Niewątpliwie kolejna wyprawa Artura Labudy jest niejako manifestem promującym dynamizm i wytrwałość w działaniu. Mając świadomość ,iż wiele osób postrzega swoja niepełnosprawność jako przeszkodę dla samorealizacji człowieka i dla jego radości życia- organizator wyprawy powtarza słowa autorstwa Phil’a Bosmansa:
„Nie ma zbyt wiele czasu, by być szczęśliwym. Dni przemijają szybko. Życie jest krótkie. W księdze naszej przyszłości wpisujemy marzenia, a jakaś niewidzialna ręka nam je przekreśla. Nie mamy wtedy żadnego wyboru. Jeżeli nie jesteśmy szczęśliwi dziś, jak potrafimy być nimi jutro? Wykorzystaj ten dzień dzisiejszy. Obiema rękoma obejmij go. Przyjmij ochoczo, co niesie ze sobą: światło, powietrze i życie, jego uśmiech, płacz, i cały cud tego dnia. Wyjdź mu naprzeciw”.
Artur Labuda w raz z Robertem Paseckim, tym razem przepłynie kajakiem siedem rzek- San, Wisłę, Brdę, Kanał Bydgoski, Noteć, Wartę i wreszcie Odra.
Cała wyprawa zajmie około 50 dni. Jej dokładny czas zależy jednak między innymi od warunków pogodowych i stanu wód. Podróżnicy pokonają drogą rzeczną prawie 1600 kilometrów. Płynąc będą propagowali postawę, w której chcieć oznacza móc.
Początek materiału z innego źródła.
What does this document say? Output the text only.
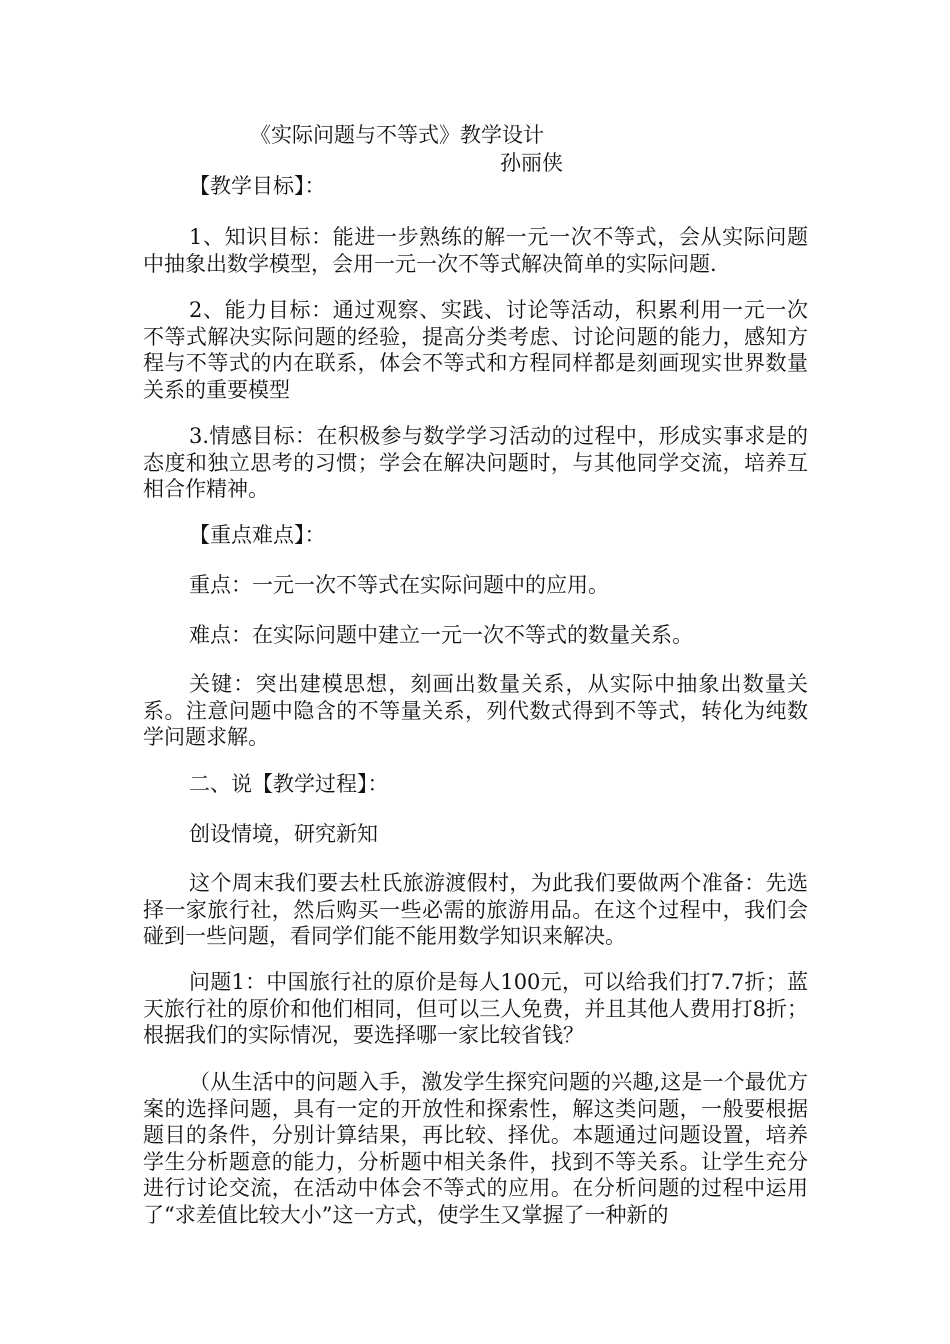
《实际问题与不等式》教学设计
孙丽侠

【教学目标】：

1、知识目标：能进一步熟练的解一元一次不等式，会从实际问题中抽象出数学模型，会用一元一次不等式解决简单的实际问题.

2、能力目标：通过观察、实践、讨论等活动，积累利用一元一次不等式解决实际问题的经验，提高分类考虑、讨论问题的能力，感知方程与不等式的内在联系，体会不等式和方程同样都是刻画现实世界数量关系的重要模型

3.情感目标：在积极参与数学学习活动的过程中，形成实事求是的态度和独立思考的习惯；学会在解决问题时，与其他同学交流，培养互相合作精神。

【重点难点】：

重点：一元一次不等式在实际问题中的应用。

难点：在实际问题中建立一元一次不等式的数量关系。

关键：突出建模思想，刻画出数量关系，从实际中抽象出数量关系。注意问题中隐含的不等量关系，列代数式得到不等式，转化为纯数学问题求解。

二、说【教学过程】：

创设情境，研究新知

这个周末我们要去杜氏旅游渡假村，为此我们要做两个准备：先选择一家旅行社，然后购买一些必需的旅游用品。在这个过程中，我们会碰到一些问题，看同学们能不能用数学知识来解决。

问题1：中国旅行社的原价是每人100元，可以给我们打7.7折；蓝天旅行社的原价和他们相同，但可以三人免费，并且其他人费用打8折；根据我们的实际情况，要选择哪一家比较省钱？

（从生活中的问题入手，激发学生探究问题的兴趣,这是一个最优方案的选择问题，具有一定的开放性和探索性，解这类问题，一般要根据题目的条件，分别计算结果，再比较、择优。本题通过问题设置，培养学生分析题意的能力，分析题中相关条件，找到不等关系。让学生充分进行讨论交流，在活动中体会不等式的应用。在分析问题的过程中运用了“求差值比较大小”这一方式，使学生又掌握了一种新的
Podjęli niełatwe wyzwanie , aby uzmysłowić .....,że niepełnosprawność nie musi oznaczać rezygnacji z pasji, jaką są podróże. A także po to, by przeżyć wspaniałą przygodę, poznać najpiękniejsze zakamarki i walory naszego pięknego kraju z perspektywy wody a nie lądu, ponieważ „ wypoczywa się prawdziwie i do dna przez kontakt z przyrodą, której nie można podpatrzeć na żywo i w całej pełni poprzez werandy wczasowych domów czy nawet hoteli i schronisk turystycznych"( " Wujek- Ks. Karol Wojtyła, 1957r.)